In Provence, there is a wind so fierce and cold and persistent. It barrels down from the North of France, through the Alps and down to the Rhone Valley, whipping up everything into a scene of chaos. Le Mistral blows for days under a clear and sunny sky. When you live there, you learn to tie things down. The spices at the market are covered up. Colorfully painted shutters enclose you indoors. If you go out, you learn to wear your hair tied back. You learn to wear your coat, even though looking through the window the sky appears sunny and warm.
There's another wind that blows less frequently. It is a softer, warmer, Southern wind that blows off the Mediterranean Sea, bringing with it a shower of African dust from the Saharan Dessert. It is called the Sirocco wind. It sifts a fine layer of sand over the landscape. It leaves an orange film on the cars. It collects in ochre swirls on the sidewalk. It leaves a pleasant grittiness in your eyes.

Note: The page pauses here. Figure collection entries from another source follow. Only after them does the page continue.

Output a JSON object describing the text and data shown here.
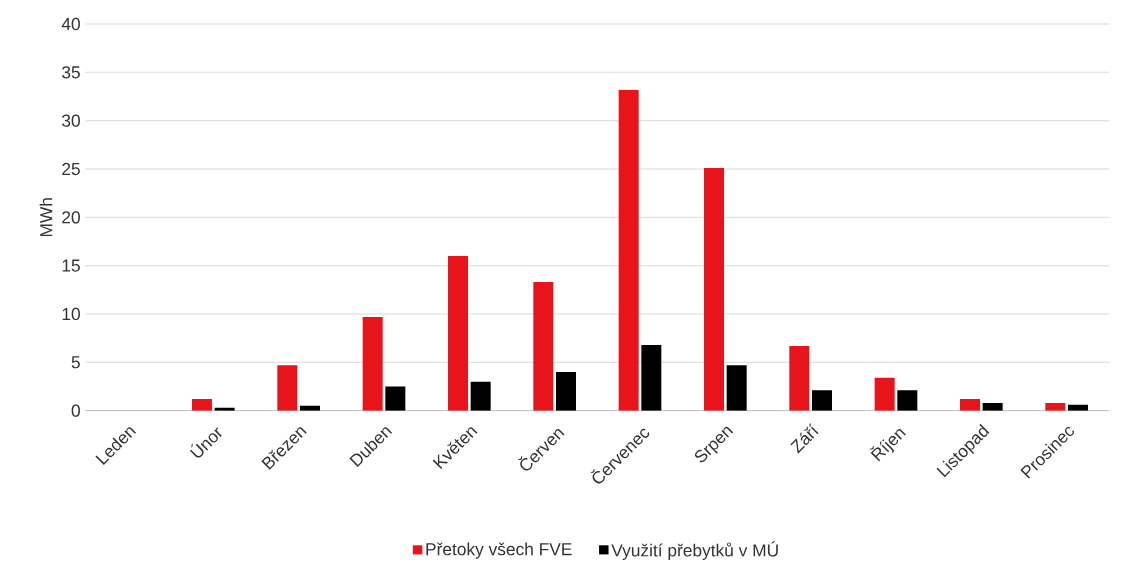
{
  "chart_data": {
    "type": "bar",
    "ylabel": "MWh",
    "categories": [
      "Leden",
      "Únor",
      "Březen",
      "Duben",
      "Květen",
      "Červen",
      "Červenec",
      "Srpen",
      "Září",
      "Říjen",
      "Listopad",
      "Prosinec"
    ],
    "series": [
      {
        "name": "Přetoky všech FVE",
        "color": "#e8141b",
        "values": [
          0,
          1.2,
          4.7,
          9.7,
          16.0,
          13.3,
          33.2,
          25.1,
          6.7,
          3.4,
          1.2,
          0.8
        ]
      },
      {
        "name": "Využití přebytků v MÚ",
        "color": "#000000",
        "values": [
          0,
          0.3,
          0.5,
          2.5,
          3.0,
          4.0,
          6.8,
          4.7,
          2.1,
          2.1,
          0.8,
          0.6
        ]
      }
    ],
    "ylim": [
      0,
      40
    ],
    "yticks": [
      0,
      5,
      10,
      15,
      20,
      25,
      30,
      35,
      40
    ],
    "grid": "y",
    "legend": "bottom"
  }
}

It was something like the Provencal wind that blew today in Charlotte, Vermont. It whipped across the autumn foliage, bending trees sideways. Beating the doors in rhythm. Yet the sun shone clear and brightly and serenely high above all the mayhem. Something about the ochre colors reminded me of the Sirocco wind from Northern Africa. But everything else about it was Le Mistral.
It blew for only a few hours. Then it subsided almost as suddenly as it began. And then, there was rain.